10 million years / 1.26 million coding base pair differences = 1 coding fixation every 8 years. Then multiply that by how many coding differences are working towards fixation at any one time. 10 mutations simultaneously working their way means each mutation has 80 years available to fixate, 100 mutations = 800 years per mutation, etc.

I went to that link you gave to g3K. Here, from your link are two examples of a LACK of gene change that I found very interesting....
Cheetahs, the fastest of the land animals, seem to have passed through a similar period of small population size with its accompanying genetic drift. Examination of 52 different loci has failed to reveal any polymorphisms; that is, these animals are homozygous at all 52 loci.

Which link is that? Could you provide the url? I couldn't find any reference to cheetahs at the Hardy-Weinberg page from Kimball.

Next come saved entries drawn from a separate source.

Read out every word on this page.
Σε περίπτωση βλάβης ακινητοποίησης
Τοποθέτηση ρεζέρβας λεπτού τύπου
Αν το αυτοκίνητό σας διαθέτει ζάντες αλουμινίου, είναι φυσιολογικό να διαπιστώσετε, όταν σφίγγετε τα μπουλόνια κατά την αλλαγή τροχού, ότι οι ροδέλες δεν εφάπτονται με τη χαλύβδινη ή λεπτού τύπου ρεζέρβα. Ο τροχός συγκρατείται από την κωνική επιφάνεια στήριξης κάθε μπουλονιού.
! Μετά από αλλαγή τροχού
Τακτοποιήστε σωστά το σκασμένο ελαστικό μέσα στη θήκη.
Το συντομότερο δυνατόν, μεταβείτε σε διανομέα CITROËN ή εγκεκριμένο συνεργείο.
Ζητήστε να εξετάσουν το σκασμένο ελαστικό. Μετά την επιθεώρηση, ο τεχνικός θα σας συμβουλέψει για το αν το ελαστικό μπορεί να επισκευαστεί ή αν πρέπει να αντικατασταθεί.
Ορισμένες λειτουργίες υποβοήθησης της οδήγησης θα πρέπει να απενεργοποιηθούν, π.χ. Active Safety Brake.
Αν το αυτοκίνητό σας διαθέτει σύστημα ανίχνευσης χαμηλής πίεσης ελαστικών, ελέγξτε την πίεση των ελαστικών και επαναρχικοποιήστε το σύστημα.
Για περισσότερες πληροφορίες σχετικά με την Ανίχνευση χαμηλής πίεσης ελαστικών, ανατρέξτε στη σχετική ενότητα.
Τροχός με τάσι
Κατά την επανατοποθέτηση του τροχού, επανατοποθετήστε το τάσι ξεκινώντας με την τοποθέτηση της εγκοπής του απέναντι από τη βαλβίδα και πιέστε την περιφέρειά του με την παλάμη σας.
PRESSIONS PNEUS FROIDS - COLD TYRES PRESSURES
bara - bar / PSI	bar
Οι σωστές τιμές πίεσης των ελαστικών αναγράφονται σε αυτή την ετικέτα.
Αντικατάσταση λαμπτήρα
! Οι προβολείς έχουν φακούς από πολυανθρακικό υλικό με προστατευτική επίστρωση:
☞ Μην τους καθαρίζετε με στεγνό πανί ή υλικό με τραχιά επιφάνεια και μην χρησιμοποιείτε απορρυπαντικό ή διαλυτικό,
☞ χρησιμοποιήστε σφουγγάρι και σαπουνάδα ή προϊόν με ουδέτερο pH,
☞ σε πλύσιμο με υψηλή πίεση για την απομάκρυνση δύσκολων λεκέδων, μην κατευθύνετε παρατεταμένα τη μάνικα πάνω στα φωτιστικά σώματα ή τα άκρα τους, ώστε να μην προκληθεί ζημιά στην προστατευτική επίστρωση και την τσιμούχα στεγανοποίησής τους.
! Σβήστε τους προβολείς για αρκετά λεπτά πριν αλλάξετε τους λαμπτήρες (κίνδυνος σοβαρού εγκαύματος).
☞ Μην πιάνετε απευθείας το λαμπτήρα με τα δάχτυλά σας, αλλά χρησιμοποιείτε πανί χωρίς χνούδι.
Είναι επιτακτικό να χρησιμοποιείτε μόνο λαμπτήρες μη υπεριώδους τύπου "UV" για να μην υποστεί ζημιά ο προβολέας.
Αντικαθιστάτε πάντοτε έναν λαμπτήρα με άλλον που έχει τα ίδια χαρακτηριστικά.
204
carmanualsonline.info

That's an interesting finding, but I want to see more information about how exactly they were comparing these 52 loci. Were they using gel electrophoresis, or did they do actual letter-by-letter sequencing of 52 genes? It doesn't seem too surprising that an inbred population would all look the same if you don't sequence the DNA letter by letter. IOW, I think there are lots of sequence differences among cheetahs that are under the radar of that study - cheetahs are not all exact clones of each other.

Here's something interesting I found at another cheetah page:

There are seven recognized subspecies of cheetah, distinguished by subtle differences in their coats. The most striking is the king cheetah with spots that have been modified into wide discontinuous bars.

How can there be 7 recognizable subspecies if they're all exactly the same? (aHA!)

Also on that page, it describes the cheetah's habits. It seems they're very mobile - in fact cheetahs can't be housebroken because they don't stay in one place in the wild, so they have no real "home territory" to keep clean. I suspect that African cheetahs (the only population that survived after the bottleneck 10,000 ya) were one of those species I described to g3k, where they were one big population instead of tribes that were securely isolated over time. So maybe cheetahs are an example of Hardy-Weinberg forcing stasis. (Unlike humans & chimps, who both stayed in relatively small, isolated groups where gene drift could work.)